Выбрать главу

Октябрьская революция была таким историческим действием. Для белорусского народа также. Это и при­давало новую масштабность белорусскому художест­венному слову.

К. Чорный ясно представлял себе, что только из разговора с целым миром о том, что миру интересно знать после Шекспира и Толстого, Достоевского и Бальзака, что только из такого разговора, широкого и серьезного, может вырасти подлинная литература. И вот для того, чтобы понять, что еще можно сказать не только о себе, своем крае, но и о человечестве, человеке на планете Земля после Толстого, Бальзака, Горького, белорусский прозаик и начинает внимательно изучать классику. Немалое значение в этом смысле имели переводы на белорусский язык произведений А. С. Пушкина, А. Н. Островского, Н. В. Гоголя, А. М. Горького, сделанные К. Чорным. Можно обна­ружить и более активное, творческое изучение класси­ки, которое порой напоминает даже соперничество, но не самоуверенно «молодняковское», а серьезное, вдум­чивое, с полным пониманием сложности задачи.

Берется, к примеру, толстовский «Холстомер» и пи­шется как бы его белорусский вариант, где лошадь — не с господской конюшни, а из крестьянского хлева, а жизнь, о которой «думает» лошадь,— мужицкая.

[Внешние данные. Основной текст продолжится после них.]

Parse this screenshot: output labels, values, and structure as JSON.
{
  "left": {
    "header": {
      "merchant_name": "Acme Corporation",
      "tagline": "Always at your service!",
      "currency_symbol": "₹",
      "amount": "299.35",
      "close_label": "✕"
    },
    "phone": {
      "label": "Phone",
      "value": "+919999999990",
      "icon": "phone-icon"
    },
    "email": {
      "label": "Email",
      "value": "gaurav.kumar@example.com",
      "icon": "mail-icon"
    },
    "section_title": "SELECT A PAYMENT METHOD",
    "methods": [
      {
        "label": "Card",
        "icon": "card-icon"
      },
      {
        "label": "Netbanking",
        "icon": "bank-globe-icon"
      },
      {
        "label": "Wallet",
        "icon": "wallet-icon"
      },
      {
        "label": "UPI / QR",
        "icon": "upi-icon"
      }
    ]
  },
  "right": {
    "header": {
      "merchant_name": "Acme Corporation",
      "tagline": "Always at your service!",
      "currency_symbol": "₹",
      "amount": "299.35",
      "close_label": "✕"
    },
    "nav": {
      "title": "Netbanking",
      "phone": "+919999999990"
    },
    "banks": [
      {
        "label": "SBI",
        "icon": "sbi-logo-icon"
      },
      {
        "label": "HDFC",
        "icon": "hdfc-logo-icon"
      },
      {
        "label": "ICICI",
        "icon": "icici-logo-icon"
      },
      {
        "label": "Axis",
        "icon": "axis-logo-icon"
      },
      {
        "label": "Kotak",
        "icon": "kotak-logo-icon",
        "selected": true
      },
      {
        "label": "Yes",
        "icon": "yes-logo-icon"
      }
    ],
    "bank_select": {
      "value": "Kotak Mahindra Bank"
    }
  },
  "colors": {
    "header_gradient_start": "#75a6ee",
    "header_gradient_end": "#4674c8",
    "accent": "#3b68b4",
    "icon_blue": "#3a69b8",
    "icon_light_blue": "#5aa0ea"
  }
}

И не столько обобщающие мысли о жизни (у Толстого они немного ироничные, поданные через «нормаль­ный», «естественный» взгляд Холстомера, который, например, удивляется, почему люди так любят слово «мое») важно сформулировать молодому К. Чорному в «Буланом», для него важнее точно угадать, передать самые тонкие ощущения живого существа.

Именно психологизма не хватает белорусской прозе, считает К. Чорный, и потому его «эксперимент» — в этом направлении прежде всего.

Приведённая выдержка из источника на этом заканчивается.